Tech & Sourcing @ Morgan Lewis


The General Data Protection Regulation (GDPR), EU legislation that will take effect in May 2018, will drastically change how companies can collect and use personal data about web users in Europe. Among other things, the GDPR will require that users browsing the internet give unambiguous consent to the collection of their personal data every time they visit websites.

Under the GDPR, the following rules will apply for the collection of a user’s personal data through websites:

  • The user’s consent must be given freely and must be specific, informed, and unambiguous.
  • The user’s consent cannot be bundled with other written agreements.
  • The user’s consent must be actively given, and cannot be gained through inactivity or prechecked boxes.
  • The user may withdraw his or her consent at any time and ask to have his or her data erased.
  • In most cases, the user cannot be asked to consent to sharing his or her data in order to gain access to a service.

These new rules could have a drastic effect on advertising firms, including ad-tech firms that use data to target ads across the internet and data warehouse firms that buy data for multiple purposes.

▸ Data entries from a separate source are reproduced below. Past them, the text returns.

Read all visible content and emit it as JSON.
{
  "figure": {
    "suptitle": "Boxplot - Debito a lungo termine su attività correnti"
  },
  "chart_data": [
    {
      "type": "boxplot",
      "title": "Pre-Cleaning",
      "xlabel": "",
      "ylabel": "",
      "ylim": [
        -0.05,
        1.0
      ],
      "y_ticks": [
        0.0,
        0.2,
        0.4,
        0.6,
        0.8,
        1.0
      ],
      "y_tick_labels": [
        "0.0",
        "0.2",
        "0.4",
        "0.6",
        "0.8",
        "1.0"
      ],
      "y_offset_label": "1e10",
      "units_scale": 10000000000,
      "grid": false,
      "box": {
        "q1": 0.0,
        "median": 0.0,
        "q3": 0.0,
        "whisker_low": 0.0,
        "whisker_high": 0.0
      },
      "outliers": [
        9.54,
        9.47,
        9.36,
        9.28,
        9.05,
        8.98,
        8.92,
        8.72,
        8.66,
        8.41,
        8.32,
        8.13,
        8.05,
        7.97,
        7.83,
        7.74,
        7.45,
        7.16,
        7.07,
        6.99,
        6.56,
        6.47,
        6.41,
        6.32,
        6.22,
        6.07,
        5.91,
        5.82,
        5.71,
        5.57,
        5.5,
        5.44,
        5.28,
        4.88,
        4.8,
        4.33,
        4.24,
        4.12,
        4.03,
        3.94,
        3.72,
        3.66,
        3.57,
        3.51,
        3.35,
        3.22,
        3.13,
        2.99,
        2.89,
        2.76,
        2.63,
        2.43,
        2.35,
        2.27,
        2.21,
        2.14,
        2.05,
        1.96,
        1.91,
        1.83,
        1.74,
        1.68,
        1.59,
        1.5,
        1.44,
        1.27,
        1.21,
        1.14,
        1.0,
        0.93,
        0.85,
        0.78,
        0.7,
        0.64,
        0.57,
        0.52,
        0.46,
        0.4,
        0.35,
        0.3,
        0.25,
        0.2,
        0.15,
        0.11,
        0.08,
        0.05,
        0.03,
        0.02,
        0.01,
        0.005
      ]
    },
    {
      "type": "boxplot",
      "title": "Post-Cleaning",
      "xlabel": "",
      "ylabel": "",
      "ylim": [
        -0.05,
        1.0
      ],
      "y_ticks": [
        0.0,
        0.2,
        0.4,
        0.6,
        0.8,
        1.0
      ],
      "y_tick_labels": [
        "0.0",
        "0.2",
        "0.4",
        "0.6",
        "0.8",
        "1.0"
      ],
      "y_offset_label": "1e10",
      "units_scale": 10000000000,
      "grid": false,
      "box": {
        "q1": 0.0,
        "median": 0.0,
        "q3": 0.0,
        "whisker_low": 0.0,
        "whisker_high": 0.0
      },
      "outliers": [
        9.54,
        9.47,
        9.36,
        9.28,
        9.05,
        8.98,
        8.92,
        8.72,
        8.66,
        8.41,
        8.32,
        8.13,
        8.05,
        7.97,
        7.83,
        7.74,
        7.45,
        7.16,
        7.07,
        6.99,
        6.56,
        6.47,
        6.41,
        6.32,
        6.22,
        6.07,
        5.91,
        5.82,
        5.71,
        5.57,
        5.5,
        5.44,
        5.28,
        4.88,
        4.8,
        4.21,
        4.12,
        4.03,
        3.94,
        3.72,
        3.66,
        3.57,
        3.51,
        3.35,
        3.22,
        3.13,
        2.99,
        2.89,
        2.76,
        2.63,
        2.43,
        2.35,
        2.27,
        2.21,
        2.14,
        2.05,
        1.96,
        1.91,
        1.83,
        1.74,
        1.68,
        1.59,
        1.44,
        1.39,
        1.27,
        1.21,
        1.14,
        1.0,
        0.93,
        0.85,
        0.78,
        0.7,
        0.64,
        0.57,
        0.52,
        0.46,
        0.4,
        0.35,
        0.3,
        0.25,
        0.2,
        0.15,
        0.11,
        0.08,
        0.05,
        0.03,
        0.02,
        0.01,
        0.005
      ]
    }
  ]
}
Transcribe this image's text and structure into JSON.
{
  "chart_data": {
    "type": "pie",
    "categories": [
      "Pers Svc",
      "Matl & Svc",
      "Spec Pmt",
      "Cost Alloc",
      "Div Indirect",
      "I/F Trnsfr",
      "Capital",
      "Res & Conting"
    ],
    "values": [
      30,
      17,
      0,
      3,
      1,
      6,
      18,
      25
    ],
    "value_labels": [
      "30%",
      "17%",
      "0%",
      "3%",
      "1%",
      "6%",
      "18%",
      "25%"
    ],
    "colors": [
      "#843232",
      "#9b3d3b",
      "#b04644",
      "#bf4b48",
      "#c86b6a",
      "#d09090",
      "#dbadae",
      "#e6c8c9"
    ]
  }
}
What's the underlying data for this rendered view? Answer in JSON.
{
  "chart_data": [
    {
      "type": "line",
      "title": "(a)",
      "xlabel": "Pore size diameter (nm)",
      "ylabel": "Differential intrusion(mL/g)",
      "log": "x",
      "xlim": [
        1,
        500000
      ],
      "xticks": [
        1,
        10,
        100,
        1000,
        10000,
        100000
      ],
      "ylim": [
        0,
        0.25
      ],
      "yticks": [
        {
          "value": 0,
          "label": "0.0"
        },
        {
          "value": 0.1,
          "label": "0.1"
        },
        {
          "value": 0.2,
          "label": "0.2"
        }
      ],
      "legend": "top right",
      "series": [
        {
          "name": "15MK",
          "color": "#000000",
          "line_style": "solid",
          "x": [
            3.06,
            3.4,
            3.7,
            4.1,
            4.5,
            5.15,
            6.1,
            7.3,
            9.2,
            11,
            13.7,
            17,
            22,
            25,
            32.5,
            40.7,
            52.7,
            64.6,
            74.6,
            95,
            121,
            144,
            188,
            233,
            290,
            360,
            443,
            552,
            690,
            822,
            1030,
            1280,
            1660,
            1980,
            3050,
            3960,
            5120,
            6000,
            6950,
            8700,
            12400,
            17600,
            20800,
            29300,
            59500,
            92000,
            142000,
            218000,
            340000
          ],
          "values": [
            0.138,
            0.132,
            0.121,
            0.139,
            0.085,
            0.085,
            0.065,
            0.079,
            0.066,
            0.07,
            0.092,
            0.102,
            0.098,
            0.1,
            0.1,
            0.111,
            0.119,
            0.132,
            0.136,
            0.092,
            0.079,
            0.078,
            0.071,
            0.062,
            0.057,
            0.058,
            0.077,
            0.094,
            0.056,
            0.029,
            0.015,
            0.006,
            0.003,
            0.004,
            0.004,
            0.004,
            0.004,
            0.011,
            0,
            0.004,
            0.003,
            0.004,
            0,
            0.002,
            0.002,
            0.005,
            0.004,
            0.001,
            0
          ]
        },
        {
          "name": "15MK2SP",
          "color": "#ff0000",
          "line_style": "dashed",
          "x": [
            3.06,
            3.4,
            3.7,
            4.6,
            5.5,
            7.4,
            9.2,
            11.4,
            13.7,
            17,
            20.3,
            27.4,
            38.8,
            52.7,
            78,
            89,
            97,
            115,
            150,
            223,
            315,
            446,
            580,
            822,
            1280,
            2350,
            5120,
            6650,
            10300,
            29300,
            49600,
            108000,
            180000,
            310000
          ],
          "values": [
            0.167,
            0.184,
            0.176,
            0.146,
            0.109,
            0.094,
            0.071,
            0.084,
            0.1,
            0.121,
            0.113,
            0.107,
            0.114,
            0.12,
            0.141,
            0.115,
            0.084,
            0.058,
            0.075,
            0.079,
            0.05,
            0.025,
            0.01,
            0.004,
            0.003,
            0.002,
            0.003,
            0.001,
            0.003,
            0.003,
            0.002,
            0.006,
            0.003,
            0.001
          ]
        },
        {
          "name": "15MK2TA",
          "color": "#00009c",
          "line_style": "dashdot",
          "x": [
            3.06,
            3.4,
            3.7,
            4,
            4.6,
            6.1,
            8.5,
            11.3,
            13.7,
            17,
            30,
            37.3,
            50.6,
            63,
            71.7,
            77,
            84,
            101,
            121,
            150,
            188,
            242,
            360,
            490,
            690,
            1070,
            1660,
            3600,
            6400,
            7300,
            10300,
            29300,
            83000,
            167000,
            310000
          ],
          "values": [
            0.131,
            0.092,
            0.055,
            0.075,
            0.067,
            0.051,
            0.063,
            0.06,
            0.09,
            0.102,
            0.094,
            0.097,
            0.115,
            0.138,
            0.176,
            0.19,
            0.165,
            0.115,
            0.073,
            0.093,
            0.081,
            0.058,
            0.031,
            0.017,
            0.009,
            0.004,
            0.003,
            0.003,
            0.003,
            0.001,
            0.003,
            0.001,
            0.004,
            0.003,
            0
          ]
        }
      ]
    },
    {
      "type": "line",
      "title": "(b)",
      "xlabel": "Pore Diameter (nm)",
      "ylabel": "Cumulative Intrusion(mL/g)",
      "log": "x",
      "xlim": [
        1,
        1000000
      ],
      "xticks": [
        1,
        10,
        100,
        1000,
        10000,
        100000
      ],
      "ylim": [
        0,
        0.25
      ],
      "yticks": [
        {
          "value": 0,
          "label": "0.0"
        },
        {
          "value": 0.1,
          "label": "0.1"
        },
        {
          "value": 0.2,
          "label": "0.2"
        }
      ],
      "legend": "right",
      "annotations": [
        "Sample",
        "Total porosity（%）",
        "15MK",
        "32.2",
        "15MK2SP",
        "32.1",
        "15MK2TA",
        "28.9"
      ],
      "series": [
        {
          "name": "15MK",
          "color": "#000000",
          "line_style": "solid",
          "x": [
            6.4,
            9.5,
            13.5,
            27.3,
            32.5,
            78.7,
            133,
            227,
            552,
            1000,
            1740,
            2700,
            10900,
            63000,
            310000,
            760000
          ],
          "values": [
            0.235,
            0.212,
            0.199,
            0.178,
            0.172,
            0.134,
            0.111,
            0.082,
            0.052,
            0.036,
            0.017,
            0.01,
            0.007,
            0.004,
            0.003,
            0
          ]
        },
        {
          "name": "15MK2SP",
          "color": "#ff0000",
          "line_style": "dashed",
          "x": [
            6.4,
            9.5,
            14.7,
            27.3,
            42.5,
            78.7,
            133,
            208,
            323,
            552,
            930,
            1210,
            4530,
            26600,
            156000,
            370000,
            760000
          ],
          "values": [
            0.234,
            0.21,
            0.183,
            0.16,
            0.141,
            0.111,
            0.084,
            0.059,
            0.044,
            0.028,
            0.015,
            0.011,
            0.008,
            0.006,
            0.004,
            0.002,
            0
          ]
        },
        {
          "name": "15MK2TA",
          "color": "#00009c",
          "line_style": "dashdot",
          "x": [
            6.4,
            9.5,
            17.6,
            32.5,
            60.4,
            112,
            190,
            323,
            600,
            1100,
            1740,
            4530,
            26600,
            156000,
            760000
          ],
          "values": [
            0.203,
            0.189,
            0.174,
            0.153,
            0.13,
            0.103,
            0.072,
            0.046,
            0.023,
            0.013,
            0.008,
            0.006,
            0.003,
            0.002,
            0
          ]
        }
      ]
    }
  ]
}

After the GDPR becomes effective, in order to use personal data, such firms will be dependent on companies obtaining consent to collect such data from internet users first. If a company violates these new rules, the penalties are high—up to 4% of the company’s global revenue or 20 million Euros, whichever is greater.

This new regulatory framework contrasts with recent moves by the US Congress, which recently invalidated the Federal Communications Commission’s privacy and data security rules.

We will continue to provide updates on the GDPR.